07 January 2019 by Tris Tolliday

Mindfulness in the Workplace

Mindfulness in the Workplace

Burnout is a symptom born from modern life. Stress from tight deadlines, work commitments, and pressures from above and below can all create weight in the mind of employees.

While I do not claim to have any medical expertise, I have suffered from burnout, and I know too well that anxiety and depression can affect your ability to work, sleep, eat, and your social life.

Mindfulness is a relatively new concept, that incorporates the practices of meditation, but with a seeming willingness to steer clear of the “hippy vibes” image that is so commonly associated with its predecessor. It also aims to create awareness of ourselves and the world around us, and ultimately find an inner peace in the busy hubbub of modern life.

Technology, as increasingly seems to be the case, is here to help - with apps like Headspace, Calm, and Smiling Mind. These apps connect the general public and mindful gurus, providing an entry level experience to get people on the right track, and staying with them on their journey to an enlightened mind, which, as an aside, is creating a whole new industry, ripe for brands to get on board with.

Workplaces can benefit from offering mindfulness to its employees. Less stressed workers means less stress-related sick leave, more productive time in work, and more positive interactions between colleagues, all of which makes for more profitable workers. 
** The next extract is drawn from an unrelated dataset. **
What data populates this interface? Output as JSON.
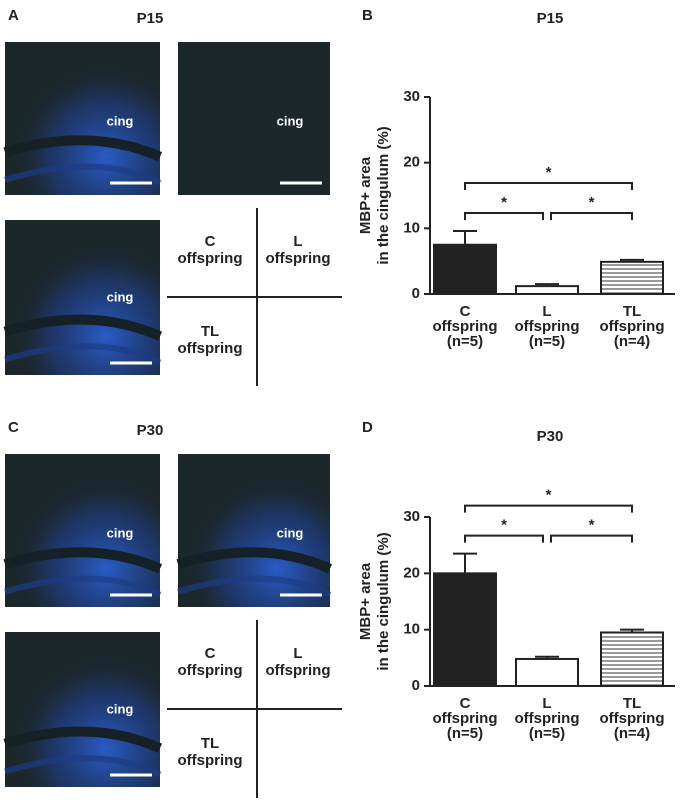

A recent trial by the College of Policing is funding more than 1,500 officers to combat stress-related sick leave1Early signs already show a lower burnout rate in participants who used mindful techniques.

It also may be worth taking mindfulness as a “fixer for all” with a tiny pinch of salt. While it has been shown to be useful for some, it may not be useful for everyone, as one professor explains: “There's encouraging evidence for its use in health, education, prisons and workplaces, but it's important to realise that research is still going on in all of these fields. Once we have the results, we'll be able to see more clearly who mindfulness is most helpful for.” 2

Mindfulness can come from many sources, whether you use an app, voice assistant (try hey google, talk to headspace), or even a pilates class, and has real tangible benefits for the right types of people.

Personally, I have found great comfort in using mindfulness; a mix of Headspace and regular Pilates classes has aided me with my mental wellbeing, and I truly believe that it has the power to help many people reduce the chaos in their minds.

We are trying Headspace here at GC every morning and will document how we get on. Results to come soon!